Cuando desperté, un dolor me consumió por completo. La habitación empezó a dar vueltas, así que pestañeé un par de veces. El mareo no tardó en llegar y el estómago se me revolvió. Lo veía todo distorsionado. Tenía la vaga sensación de estar en el lugar equivocado, sin ningún control sobre lo que sucedía. El techo comenzó a desplomarse sobre mi cuerpo flácido.
Gemí de dolor.
Tenía un sabor amargo en la garganta. Me estabilicé al cabo de unos segundos y, poco a poco, el espacio empezó a tomar forma. Las sombras se tiñeron de color. Cuando el mareo cesó, comprobé que estaba en mi habitación. Una sábana blanca me cubría de los pies al cuello y, extrañamente, estaba húmeda. Supe de inmediato que algo no iba bien: tenía la frente mojada, los huesos me dolían y cualquier movimiento lo empeoraba todo. No tardé en darme cuenta de que estaba empapada en sudor. Maldije en voz baja cuando el dolor se volvió más intenso.

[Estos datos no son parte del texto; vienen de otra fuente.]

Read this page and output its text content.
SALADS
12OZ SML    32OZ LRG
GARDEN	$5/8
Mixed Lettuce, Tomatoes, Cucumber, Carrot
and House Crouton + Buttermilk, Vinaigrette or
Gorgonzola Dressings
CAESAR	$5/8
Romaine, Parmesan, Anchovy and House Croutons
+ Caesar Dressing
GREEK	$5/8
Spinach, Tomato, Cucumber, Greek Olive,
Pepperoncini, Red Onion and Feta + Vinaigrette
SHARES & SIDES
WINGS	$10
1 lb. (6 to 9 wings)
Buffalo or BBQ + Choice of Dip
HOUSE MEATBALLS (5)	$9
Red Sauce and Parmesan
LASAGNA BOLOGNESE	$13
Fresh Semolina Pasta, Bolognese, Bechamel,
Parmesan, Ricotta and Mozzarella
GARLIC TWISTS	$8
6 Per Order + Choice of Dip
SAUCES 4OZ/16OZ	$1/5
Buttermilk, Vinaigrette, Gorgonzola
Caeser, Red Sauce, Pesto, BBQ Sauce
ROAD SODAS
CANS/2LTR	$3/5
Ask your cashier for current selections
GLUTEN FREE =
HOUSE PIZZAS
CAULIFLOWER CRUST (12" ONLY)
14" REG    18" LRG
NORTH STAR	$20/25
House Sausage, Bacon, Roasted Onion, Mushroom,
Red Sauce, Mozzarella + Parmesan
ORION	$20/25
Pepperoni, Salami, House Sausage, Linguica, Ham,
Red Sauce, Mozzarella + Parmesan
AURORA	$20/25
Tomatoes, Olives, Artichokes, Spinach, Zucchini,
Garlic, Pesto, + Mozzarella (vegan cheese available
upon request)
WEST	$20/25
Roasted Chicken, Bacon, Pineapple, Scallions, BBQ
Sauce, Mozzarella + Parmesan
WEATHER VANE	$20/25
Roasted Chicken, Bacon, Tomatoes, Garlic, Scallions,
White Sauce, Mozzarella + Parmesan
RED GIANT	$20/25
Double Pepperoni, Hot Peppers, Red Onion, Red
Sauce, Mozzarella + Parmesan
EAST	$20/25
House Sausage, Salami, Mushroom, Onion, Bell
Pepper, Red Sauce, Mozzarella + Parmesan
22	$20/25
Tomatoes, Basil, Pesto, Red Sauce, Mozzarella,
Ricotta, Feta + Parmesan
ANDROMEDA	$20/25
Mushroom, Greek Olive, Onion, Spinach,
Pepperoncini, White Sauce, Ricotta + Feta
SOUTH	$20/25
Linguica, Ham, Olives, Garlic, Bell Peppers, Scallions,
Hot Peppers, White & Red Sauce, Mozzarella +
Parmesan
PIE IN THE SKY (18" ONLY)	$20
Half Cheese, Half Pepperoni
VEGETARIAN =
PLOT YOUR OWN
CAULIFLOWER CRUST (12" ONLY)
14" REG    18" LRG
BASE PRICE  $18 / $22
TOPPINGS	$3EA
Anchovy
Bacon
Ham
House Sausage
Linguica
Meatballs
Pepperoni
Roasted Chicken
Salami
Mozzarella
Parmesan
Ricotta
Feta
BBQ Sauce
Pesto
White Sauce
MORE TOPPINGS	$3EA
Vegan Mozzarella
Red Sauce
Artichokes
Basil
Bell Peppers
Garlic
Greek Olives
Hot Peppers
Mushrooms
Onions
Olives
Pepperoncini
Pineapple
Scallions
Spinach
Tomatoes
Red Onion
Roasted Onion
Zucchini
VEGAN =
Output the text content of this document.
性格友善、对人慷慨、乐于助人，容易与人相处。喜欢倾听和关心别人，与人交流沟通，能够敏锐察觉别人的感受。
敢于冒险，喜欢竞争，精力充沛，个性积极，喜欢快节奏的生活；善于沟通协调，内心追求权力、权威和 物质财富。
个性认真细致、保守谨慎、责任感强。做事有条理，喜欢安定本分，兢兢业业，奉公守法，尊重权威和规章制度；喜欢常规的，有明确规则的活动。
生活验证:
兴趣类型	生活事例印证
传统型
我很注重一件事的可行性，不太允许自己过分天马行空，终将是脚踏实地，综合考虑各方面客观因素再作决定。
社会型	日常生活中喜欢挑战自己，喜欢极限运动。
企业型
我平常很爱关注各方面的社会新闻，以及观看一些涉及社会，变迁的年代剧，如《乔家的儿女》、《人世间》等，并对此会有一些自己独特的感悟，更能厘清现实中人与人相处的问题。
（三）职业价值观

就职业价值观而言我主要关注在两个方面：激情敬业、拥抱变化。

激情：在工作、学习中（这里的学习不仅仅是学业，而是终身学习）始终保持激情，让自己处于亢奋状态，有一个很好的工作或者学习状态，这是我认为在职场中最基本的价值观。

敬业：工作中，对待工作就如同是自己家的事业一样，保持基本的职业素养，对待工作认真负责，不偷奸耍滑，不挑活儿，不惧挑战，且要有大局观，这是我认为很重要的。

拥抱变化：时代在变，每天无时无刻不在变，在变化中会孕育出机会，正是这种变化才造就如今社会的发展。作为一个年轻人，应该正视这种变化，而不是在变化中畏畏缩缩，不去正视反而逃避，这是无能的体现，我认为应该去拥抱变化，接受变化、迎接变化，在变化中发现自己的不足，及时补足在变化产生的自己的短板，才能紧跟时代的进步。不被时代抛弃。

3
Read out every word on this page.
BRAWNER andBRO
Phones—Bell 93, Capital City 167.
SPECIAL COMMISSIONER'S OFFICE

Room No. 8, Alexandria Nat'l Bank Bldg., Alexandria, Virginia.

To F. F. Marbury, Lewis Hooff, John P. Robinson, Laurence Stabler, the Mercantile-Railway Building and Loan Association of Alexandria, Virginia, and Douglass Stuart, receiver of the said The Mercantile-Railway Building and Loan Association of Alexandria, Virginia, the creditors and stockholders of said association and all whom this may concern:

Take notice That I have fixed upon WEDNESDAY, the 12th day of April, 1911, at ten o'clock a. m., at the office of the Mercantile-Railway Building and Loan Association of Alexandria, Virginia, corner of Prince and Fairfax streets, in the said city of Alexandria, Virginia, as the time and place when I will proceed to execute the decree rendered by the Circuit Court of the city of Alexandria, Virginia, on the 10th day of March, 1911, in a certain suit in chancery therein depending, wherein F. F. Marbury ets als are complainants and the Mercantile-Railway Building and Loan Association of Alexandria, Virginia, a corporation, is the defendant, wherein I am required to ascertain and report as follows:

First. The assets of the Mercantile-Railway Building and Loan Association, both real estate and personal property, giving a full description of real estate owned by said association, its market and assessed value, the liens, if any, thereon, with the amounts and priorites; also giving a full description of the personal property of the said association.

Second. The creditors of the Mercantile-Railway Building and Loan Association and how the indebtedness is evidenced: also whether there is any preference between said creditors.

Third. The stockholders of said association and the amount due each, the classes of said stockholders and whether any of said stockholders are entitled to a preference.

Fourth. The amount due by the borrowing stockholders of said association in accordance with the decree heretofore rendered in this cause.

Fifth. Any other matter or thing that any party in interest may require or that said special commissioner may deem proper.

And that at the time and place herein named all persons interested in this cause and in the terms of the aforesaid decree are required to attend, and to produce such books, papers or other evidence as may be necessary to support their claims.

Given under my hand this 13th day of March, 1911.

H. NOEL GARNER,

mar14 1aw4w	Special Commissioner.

—¿Hannah? —dijo alguien desde el rincón. La voz sonaba lejana.
Mi cabeza palpitaba mientras trataba de comprender qué había sucedido. Lo último que mi cerebro alcanzaba a evocar era un vago recuerdo del instituto. Sin embargo, solo eran momentos efímeros, piezas incompletas. Nada que pudiera ayudarme a resolver la incógnita.
—¿Qué ha pasado? —pregunté al vacío. Mi voz sonó como si hubiera bebido alcohol. Era áspera, ronca.
—Un accidente —respondió a lo lejos la voz masculina—. Nada grave. No hay de qué preocuparse.
Me sobresalté. Sentí pánico al escuchar a un hombre en mi habitación. No me sentía segura. Me incorporé rápidamente y me froté la cabeza con las manos. Apreté los ojos. Mi tortura física seguía en aumento.
—No te preocupes, el dolor se te pasará en unos minutos. Te he dado una pastilla que te aliviará —explicó—. Soy el doctor Richard, Hannah.
Saber que se trataba de un médico me ayudó a relajarme, pero no lo suficiente. Seguía mareada y con fuertes palpitaciones en la cabeza, por no mencionar la inquietud que me causaba no recordar lo que había pasado.
Moví los labios e intenté hablar con coherencia.
—¿Qué clase de accidente?
Pronunciar esas palabras fue un reto. Me dolían todos los músculos del rostro. Era como si me hubieran golpeado con un bate en la cara. Por supuesto, mi voz quebrada revelaba mi sufrimiento: si había tenido un accidente y un médico se encontraba en mi habitación, se trataba de algo preocupante.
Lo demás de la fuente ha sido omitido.